Maintenant sur Proust, je partage ton interrogation quant à l'expérience proustienne. J'ai même fait une série de notes autour de ça le mois dernier que je vais essayer de repêcher. C'est dire que ta remarque tombait à pic. Comme je ne suis pas sûr que mes notes ne sont pas restées trop périphériques, je vais essayer de dire ici autour de quoi je tournais. C'est à partir d'une interrogation sur la nature de la joie qu'éprouve le narrateur à l'expérience de la madeleine et aux autres expériences de mémoire involontaire: est-elle le retour, la reviviscence d'une joie ancienne ou un effet de l'expérience elle-même, de victoire sur le temps? Selon la pure doctrine proustienne, qui tend à ne présenter l'expérience du réel que sur le mode de la déception, il faudrait choisir la seconde alternative mais je trouve plusieurs passages qui impliquent la première, c'est-à-dire l'idée d'une joie perdue et retrouvée.
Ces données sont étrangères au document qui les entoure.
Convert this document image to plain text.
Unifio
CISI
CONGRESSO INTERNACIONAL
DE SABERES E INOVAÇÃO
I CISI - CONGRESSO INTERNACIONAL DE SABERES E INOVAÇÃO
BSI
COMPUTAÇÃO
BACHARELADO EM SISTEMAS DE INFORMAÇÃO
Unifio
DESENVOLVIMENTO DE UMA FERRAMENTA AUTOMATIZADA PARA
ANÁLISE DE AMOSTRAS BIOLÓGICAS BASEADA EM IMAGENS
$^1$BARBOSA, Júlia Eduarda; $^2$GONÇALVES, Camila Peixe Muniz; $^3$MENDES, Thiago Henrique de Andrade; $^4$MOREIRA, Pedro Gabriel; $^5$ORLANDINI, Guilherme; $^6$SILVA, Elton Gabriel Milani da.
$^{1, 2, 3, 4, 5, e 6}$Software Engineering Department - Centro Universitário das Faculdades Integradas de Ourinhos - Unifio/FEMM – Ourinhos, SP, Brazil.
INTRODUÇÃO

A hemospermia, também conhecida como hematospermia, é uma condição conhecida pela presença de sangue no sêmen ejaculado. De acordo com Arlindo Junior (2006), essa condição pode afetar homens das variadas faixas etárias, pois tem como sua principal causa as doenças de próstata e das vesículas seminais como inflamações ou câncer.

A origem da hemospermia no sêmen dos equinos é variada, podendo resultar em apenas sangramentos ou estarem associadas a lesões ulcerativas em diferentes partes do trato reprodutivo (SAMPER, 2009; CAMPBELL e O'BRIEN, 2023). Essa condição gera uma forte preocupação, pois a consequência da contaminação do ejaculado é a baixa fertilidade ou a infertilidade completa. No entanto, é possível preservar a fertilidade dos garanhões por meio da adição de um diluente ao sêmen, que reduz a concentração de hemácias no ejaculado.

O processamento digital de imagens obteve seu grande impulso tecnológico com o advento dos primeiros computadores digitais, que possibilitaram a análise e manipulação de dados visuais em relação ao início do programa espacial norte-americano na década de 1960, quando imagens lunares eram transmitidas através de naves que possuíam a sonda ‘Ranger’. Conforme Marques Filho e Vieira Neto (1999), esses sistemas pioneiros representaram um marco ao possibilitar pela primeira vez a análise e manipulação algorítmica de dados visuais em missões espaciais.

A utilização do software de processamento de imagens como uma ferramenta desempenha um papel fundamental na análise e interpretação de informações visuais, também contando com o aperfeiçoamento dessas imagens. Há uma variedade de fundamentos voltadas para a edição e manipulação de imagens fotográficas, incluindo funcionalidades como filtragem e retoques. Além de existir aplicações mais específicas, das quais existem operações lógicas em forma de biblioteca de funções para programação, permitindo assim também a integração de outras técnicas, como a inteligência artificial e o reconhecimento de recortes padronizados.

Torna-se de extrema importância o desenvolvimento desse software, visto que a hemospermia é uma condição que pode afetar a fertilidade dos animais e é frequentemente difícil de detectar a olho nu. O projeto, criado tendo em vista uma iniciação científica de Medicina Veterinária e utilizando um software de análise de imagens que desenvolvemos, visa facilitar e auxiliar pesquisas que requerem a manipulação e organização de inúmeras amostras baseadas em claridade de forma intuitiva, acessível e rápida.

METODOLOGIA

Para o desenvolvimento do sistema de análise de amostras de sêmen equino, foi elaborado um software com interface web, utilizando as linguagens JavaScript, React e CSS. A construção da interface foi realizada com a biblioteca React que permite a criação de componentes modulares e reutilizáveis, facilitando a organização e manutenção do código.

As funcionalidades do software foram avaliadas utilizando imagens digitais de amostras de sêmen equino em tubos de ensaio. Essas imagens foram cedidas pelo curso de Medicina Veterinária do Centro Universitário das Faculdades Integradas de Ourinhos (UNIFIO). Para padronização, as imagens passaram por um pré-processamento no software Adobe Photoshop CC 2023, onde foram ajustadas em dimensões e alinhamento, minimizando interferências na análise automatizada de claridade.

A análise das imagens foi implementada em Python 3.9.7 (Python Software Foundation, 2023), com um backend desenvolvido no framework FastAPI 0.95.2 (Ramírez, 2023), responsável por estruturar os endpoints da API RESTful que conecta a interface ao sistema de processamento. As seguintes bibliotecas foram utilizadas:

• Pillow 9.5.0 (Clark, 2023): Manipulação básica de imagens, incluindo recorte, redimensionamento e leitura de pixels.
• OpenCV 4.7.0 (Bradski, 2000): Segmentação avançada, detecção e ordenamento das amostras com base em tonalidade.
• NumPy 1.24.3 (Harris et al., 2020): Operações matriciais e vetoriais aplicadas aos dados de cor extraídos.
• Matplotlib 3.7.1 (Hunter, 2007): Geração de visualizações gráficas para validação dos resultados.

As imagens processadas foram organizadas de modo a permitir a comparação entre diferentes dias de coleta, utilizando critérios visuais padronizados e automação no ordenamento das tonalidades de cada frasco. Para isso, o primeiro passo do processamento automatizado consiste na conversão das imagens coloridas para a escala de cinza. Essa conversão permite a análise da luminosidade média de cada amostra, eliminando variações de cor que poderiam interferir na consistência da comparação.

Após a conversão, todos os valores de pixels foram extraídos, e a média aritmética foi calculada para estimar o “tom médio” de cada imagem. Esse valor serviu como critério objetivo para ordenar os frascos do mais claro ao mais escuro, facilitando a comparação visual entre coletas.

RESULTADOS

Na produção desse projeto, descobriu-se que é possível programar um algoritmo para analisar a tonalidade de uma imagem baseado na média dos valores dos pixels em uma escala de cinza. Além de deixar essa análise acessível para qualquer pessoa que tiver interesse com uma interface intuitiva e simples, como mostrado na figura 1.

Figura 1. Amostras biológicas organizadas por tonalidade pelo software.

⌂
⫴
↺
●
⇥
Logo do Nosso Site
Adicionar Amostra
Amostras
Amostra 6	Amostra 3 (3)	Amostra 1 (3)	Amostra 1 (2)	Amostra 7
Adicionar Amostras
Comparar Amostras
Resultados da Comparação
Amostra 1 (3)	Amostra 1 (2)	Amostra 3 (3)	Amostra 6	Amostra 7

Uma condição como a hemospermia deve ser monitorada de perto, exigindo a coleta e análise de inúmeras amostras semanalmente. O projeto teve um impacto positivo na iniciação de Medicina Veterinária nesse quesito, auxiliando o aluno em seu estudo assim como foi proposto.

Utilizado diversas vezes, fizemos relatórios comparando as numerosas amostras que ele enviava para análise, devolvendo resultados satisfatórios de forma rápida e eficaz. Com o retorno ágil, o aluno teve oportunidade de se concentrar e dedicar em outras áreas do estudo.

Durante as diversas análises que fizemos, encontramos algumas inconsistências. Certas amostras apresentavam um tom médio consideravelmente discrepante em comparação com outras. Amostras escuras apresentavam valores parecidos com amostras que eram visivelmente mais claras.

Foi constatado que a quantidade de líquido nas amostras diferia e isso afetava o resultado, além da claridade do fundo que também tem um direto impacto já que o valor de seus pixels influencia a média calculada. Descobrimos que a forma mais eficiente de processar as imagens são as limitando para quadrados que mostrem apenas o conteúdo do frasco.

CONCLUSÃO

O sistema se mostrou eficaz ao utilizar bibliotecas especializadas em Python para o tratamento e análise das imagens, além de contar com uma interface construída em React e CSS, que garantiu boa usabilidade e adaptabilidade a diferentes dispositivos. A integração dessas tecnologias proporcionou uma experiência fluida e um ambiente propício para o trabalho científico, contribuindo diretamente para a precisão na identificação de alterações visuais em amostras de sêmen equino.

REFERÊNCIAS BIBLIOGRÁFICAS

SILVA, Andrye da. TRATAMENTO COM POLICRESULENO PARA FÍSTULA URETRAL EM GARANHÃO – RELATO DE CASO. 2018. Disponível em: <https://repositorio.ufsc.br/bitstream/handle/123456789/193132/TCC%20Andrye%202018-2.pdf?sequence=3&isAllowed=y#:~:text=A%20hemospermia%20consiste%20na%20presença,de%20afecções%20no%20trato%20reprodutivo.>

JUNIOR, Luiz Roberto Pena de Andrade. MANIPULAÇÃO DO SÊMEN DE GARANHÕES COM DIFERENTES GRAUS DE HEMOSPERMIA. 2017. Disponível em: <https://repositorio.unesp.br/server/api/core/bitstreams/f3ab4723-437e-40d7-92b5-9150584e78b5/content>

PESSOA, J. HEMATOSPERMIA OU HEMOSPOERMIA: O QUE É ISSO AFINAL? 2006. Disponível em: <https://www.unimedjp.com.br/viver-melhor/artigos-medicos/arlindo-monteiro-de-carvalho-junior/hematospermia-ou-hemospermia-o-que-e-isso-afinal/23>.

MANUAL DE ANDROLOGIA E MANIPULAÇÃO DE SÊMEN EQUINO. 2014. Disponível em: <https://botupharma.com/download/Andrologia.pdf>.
Et j'en suis venu à me dire qu'il y a chez Proust quelque chose comme un forçage pour les besoins de sa "démonstration" (le mot est de lui) et de l'architecture de son œuvre, forçage en particulier dans l'opposition quasi ontologique qu'il pose entre mémoire volontaire et mémoire involontaire. J'ai entendu l'autre jour un chercheur (on n'a hélas pas en français un équivalent exact de l'anglais "scholar") remarquer que dans les expériences relatées par Proust la mémoire volontaire a sa part, que la pure sensation du rappel est en elle-même incapable, sans l'effort volontaire, de ramener du souvenir.
Tu parles, dans ton texte, de "mélancolie noire" et de regret. Je me disais l'autre jour, que lorsque j'ai éprouvé des expériences analogues à celles rapportées par Proust, d'une coïncidence, olfactive souvent, avec un moment du passé, elles étaient généralement accompagnées aussi d'un sentiment poignant, de nostalgie ou de mélancolie. Mais comme le remarque très justement ton protagoniste, de regret, il n'y en pas pas chez Proust. Il faudrait vérifier mais je ne crois pas qu'il y ait jamais chez celui-ci, associée aux expériences de mémoire involontaire, l'expression d'un regret, d'une nostalgie ou d'une mélancolie, alors même qu'un sentiment de cette sorte accompagne la lecture de son œuvre, que c'est, au moins la première fois, sur le fond d'un tel sentiment que se fait cette lecture.
Forçage ou pudeur, parce que si ce ne sont jamais directement des personnes que ramènent les expériences de mémoire involontaire, toute l'écriture de la Recherche est, me semble-t-il, traversée par l'expérience du deuil, deuil dont on connait les ancrages biographiques et qui affleure parfois mais qui pour l'essentiel reste mi-dit.
La première partie touche à l’intime. Je dirais néanmoins. Louise, qui reçoit cette lettre, verra sans doute comme un hommage de figurer dans la même « série » (je reprends ton mot) qu’Augustine, dans la mesure où il a toujours été clair entre eux que a) le grand amour d’Alexandre, c’est Louise, b) le grand amour de Jérémie, c’est Augustine. Dans le tout premier échange qu’Alexandre et Louise ont à propos de Jérémie, il lui dit : « En somme, il t’a fait du charme. » Et elle lui répond : « Oui, je crois, sans doute. Mais il a été très gentil. C’est un garçon très doux. » Je crois que nous avons été la première génération pour laquelle un tel échange devenait possible, entre deux très jeunes gens qui s’aimaient, et dans une large mesure mon récit est un long commentaire nostalgique de cet échange.
J’ajoute que celui-ci aurait pu figurer dans le film de Paul Thomas Anderson, Licorice Pizza, et que c’est certainement la raison pour laquelle je l’ai tellement aimé.